UK Politics

Attack on Tories over income tax a mistake, say Lib Dems

David Cameron and Nick Clegg
Image caption David Cameron and Nick Clegg sat side-by-side during the chancellor's Autumn Statement

The Liberal Democrats have admitted making an error in sending out a press briefing criticising Tory tax policy.

The document, given out after Chancellor George Osborne's Autumn Statement, said the Conservatives only supported tax cuts "for the very rich".

But a source close to Lib Dem leader Nick Clegg said later that an "old" media briefing had been passed on to reporters by mistake.

The Conservatives "fully embraced tax cuts for low earners", they added.

In his Autumn Statement, Mr Osborne increased the salary threshold at which people start paying tax by another £235, to £9,440, increasing take-home pay for thousands of low-income households.

But a briefing sent out by the Lib Dems attempted to portray the issue as a battle of wills within the coalition.


It said: "Liberal Democrats are working for a stronger economy and a fairer society, so that everyone can get on in life.

"That's why we have pulled out the stops for normal working people, increasing the tax-free allowance further from April next year. That means Liberal Democrats will have cut your taxes by £600 a year.

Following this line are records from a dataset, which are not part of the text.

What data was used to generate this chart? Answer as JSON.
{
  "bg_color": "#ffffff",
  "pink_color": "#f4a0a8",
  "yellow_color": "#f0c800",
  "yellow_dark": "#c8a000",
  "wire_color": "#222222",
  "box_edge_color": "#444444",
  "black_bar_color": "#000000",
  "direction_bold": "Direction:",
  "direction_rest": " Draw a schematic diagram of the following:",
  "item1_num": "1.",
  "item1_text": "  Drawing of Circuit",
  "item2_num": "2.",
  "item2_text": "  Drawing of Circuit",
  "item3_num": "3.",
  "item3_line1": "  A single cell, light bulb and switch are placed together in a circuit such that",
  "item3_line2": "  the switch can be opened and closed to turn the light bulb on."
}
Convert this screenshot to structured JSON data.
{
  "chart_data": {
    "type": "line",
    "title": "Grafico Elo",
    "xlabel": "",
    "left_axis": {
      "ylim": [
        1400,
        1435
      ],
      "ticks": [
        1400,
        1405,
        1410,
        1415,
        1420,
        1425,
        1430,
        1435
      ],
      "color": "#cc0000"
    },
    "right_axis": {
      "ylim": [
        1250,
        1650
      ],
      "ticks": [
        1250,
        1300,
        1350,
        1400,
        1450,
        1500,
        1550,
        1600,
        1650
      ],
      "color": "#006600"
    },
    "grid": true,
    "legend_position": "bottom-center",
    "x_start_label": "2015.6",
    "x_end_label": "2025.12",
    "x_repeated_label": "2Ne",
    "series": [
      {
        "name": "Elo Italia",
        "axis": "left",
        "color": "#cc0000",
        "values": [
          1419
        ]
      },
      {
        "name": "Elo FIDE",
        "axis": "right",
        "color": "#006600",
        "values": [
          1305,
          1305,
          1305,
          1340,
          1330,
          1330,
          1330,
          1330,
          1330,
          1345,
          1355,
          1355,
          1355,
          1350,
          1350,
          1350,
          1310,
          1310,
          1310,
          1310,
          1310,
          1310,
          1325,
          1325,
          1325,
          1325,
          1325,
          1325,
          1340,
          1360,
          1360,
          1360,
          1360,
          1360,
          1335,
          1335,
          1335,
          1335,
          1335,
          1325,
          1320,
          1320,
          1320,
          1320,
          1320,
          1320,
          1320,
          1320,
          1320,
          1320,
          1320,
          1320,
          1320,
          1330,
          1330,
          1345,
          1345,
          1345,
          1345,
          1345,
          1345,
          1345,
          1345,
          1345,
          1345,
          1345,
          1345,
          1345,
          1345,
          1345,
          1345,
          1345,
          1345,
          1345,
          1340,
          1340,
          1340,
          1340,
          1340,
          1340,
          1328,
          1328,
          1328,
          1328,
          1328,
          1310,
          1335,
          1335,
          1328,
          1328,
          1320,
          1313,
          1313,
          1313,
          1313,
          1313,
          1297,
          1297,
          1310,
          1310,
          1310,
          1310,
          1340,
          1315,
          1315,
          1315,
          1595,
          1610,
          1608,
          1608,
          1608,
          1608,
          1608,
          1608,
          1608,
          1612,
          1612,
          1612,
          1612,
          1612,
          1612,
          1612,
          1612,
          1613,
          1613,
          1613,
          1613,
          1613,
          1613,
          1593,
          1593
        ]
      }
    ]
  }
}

"We know that times are tough. To make life a little easier we are cutting income tax and putting more money back in the pockets of struggling families."

The statement went on to criticise the Lib Dems' allies in government, saying: "The only tax cuts the Conservatives support are ones for the very rich. At the general election, their priority was to cut inheritance tax for millionaires.

"In the coalition, Liberal Democrats have blocked these plans and instead we are cutting taxes for millions."

However, a source close to Mr Clegg, the deputy prime minister, told the BBC: "This must be a line from an old briefing that ended up in there."

"The Tories have fully embraced tax cuts for lower earners," they added.

A senior Liberal Democrat source described the Autumn Statement as a "good package" of measures in which the coalition had made "tough but fair" decisions.

They said the rise in the income tax threshold would take 2.2 million people out of the tax system and mean a £600 tax cut for more than 20 million people.

The source added: "This is a our flagship policy, from page one in our manifesto, straight into people's pockets and we are incredibly proud of it."

The chancellor also decided not to bring in a 3p-a-litre rise in fuel duty scheduled for next January.

The Lib Dem source denied that this had been a specifically Conservative demand, adding: "It's a massive issue. Just ask Lib Dem MPs what dominates their mailbags and fuel is right up there."